What operations would a ranged integer support?

Check out deranged, which is my proof of concept implementation. As I wanted it to work on stable, I didn't implement Add or other similar traits. They can be implemented on nightly, however. In theory, if they were built-in, you'd only need a single type, with the compiler being able to choose the best backing type.

3 Likes

Have you considered adding expanding_… methods to the existing checked, unchecked, and saturating that returns a type with bounds large enough to cover the entire output domain of the operation?

1 Like

This is my holy grail for a numeric type system. It'd be hard to represent in Rust today, but I'd love to just have Integer<MIN, MAX> with some sort of only-allowed-at-compile-time infinite-precision value for the bounds, where the compiler would just pick a reasonable backing store.

Then all the operators would just work without you ever needing to think about overflow behaviour, and questions about overflow would happen only at the end when you need to pass them to or store them in something with a restricted range, where you'd have the usual complement of into (for widening), try_into, saturating_into, wrapping_into, etc.

That way you'd never need to worry about whether a + b - c should really be a + (b - c) or b + (a - c) and stuff like that. And LLVM already knows to convert (x as u32 + y as u32) as u16 to x as u16 + y as u16 (in release where it's wrapping), so having the larger intermediate results would be zero-cost in the sense that if you didn't actually use the larger intermediate results then it wouldn't be more expensive than the normal way.

(There are a couple things that we be awkward with such things, like trying to do a for (int i = 0; i < n; i = i + 1) loop, but that's ok because we already discourage that, and we could have Integer<MIN, MAX>: Step so that for i in 0..n works for these types without exposing the unsafe dances need to implement that kind of thing.)

5 Likes

This is pretty much exactly what I'd like to see eventually.

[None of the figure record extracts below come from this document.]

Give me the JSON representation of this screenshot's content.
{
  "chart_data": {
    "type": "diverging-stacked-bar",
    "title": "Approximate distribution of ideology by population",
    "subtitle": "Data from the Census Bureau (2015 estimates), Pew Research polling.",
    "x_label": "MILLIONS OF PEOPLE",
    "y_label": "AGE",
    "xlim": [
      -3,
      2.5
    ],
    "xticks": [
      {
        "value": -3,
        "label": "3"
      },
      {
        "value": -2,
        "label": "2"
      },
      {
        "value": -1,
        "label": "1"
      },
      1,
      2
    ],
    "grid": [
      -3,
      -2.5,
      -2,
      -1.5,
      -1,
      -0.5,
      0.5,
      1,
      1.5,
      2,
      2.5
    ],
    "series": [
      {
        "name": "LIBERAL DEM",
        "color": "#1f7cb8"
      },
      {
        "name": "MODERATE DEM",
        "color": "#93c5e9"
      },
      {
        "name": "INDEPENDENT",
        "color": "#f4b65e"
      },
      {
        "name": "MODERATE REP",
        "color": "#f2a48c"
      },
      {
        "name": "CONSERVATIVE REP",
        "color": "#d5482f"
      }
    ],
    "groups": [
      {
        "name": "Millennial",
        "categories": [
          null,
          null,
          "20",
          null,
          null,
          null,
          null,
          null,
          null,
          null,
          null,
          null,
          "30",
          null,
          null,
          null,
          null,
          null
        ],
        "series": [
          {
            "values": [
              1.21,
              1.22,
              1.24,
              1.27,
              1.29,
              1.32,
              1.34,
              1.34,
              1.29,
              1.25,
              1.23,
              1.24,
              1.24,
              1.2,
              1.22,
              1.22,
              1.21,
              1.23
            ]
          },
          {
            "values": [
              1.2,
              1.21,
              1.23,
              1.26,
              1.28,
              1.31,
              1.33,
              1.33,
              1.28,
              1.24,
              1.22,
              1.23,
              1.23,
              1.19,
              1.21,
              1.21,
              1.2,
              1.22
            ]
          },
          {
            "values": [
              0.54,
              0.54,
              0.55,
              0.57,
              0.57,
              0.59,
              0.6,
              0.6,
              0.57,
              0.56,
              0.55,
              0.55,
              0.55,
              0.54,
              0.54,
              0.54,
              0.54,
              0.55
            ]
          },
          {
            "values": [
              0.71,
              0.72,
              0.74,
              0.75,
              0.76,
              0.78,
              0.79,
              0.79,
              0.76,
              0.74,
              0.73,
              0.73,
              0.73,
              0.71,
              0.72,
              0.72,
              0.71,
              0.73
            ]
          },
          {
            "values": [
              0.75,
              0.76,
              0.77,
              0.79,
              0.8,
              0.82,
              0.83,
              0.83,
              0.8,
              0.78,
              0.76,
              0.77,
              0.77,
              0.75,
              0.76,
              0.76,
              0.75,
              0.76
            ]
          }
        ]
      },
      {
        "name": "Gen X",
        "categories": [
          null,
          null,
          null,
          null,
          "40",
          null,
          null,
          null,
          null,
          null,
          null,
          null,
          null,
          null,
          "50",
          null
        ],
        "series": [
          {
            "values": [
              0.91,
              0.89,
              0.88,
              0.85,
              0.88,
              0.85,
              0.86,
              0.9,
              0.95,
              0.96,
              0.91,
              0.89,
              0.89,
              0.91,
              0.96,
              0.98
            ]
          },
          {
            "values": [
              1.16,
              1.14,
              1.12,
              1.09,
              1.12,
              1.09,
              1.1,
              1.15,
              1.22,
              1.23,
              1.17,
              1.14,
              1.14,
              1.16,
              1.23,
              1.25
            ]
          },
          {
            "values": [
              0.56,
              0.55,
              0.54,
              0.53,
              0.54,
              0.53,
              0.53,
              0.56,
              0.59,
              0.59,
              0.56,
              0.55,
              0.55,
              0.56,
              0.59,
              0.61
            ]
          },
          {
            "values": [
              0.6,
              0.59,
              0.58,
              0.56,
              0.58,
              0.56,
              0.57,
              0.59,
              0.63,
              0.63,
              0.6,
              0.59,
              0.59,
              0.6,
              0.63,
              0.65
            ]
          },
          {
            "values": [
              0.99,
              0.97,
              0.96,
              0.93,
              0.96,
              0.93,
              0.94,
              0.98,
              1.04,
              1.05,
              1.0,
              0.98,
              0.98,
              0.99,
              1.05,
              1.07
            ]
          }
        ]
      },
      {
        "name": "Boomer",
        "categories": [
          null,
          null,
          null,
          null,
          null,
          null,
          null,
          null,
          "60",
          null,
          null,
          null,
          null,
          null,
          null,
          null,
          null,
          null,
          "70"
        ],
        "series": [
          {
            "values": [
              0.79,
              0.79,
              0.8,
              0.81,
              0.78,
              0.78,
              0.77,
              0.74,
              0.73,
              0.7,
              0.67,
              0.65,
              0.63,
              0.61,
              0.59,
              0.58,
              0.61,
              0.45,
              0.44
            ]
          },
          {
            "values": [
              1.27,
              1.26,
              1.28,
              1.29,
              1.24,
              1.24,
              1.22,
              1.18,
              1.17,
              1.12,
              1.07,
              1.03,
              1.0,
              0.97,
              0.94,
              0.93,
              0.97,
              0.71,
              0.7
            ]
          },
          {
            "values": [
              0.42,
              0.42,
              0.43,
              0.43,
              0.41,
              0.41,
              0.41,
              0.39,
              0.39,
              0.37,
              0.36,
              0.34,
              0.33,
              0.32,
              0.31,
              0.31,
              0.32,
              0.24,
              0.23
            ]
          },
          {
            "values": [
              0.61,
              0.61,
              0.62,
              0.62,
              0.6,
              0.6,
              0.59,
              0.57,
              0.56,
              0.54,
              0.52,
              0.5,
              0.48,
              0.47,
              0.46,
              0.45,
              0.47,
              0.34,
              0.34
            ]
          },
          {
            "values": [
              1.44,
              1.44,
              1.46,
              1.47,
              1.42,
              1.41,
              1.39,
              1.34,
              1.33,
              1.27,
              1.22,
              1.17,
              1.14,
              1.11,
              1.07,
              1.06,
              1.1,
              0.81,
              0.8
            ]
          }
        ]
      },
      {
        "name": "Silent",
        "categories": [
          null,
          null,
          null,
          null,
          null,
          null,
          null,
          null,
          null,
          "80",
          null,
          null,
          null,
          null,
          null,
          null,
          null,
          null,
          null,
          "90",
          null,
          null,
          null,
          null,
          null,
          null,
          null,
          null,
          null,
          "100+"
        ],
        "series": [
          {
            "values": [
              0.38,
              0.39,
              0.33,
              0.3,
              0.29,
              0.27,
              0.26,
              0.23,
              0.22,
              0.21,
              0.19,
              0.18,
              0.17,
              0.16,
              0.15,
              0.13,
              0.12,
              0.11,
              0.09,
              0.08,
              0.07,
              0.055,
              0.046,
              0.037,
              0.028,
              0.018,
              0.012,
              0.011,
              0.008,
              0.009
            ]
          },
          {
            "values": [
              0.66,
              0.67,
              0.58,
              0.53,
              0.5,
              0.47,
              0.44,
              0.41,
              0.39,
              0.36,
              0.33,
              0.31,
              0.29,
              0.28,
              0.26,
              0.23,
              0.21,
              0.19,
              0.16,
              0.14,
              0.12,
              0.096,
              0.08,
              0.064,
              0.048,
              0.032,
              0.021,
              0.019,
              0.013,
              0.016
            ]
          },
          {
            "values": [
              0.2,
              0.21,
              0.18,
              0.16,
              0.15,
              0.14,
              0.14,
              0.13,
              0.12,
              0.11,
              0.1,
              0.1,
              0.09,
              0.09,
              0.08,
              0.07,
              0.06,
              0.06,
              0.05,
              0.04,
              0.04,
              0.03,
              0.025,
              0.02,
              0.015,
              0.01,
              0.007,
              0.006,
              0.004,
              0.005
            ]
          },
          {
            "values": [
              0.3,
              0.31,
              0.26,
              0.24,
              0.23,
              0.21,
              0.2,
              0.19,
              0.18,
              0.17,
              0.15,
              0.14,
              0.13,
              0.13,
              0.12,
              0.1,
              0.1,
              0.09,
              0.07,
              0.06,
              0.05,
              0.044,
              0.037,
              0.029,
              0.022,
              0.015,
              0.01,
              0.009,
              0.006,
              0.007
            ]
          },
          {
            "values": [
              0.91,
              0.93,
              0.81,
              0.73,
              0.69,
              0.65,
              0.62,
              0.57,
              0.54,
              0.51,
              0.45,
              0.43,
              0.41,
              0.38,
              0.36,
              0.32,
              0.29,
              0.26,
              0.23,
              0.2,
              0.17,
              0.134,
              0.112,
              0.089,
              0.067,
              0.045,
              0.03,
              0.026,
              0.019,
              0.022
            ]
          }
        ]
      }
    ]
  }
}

It would "just work" and would trivially have niche value optimization, which is a great benefit to top it off. If I could implement it in user code, I would, but it's simply not possible.

2 Likes

If you felt like taking on a(nother) project, I think the first plausible lang step here is actually figuring out how to have compile-time unbounded integers for use in const generics.

Right now you have to pick which limited-size integer type to use, and for a bunch of stuff there just isn't a good answer. It would be really cool to not have to choose for things that aren't runtime values anyway. And that'd be useful & stabilizable independently from the bigger project of ranged integers.

Proper ranged integers is on my list of things to do, but it's quite low priority.

I actually don't think it would be terribly difficult to have unbounded integers in const generics. The parser already handles any number of digits, and the compiler has a bigint type (as library code).

1 Like

Do you have any example code that uses it?

That uses what?

Sorry, I should have been more clear. Have you written anything that uses deranged?

I have experimentally used it with time, but nothing that was ever committed or published.

I would add that a good example of the holy grail here would be Zig's primitive types e.g. u1 , u2, u3, etc. all which can be efficiently packed if a struct is marked to do so.

In addition to the integer types above, arbitrary bit-width integers can be referenced by using an identifier of i or u followed by digits. For example, the identifier i7 refers to a signed 7-bit integer. The maximum allowed bit-width of an integer type is 65535.

I disagree, actually, because those are just modulo-a-power-of-two, and have all the same overflow problems. The point of my "holy grail" post is in things expanding to the the extent necessary to never have overflow issues, but not more. And because of the careful bounds on the types, there's also infallible divide-by-zero for types with a lower bound above zero -- but all those zig types include 0.

We could add u1, u2, etc to Rust relatively easily. After all, LLVM already supports i1 though i8388608 (although backends probably don't have great support for them, as seen when we added i128 & u128 to Rust).

3 Likes

This topic was automatically closed 90 days after the last reply. New replies are no longer allowed.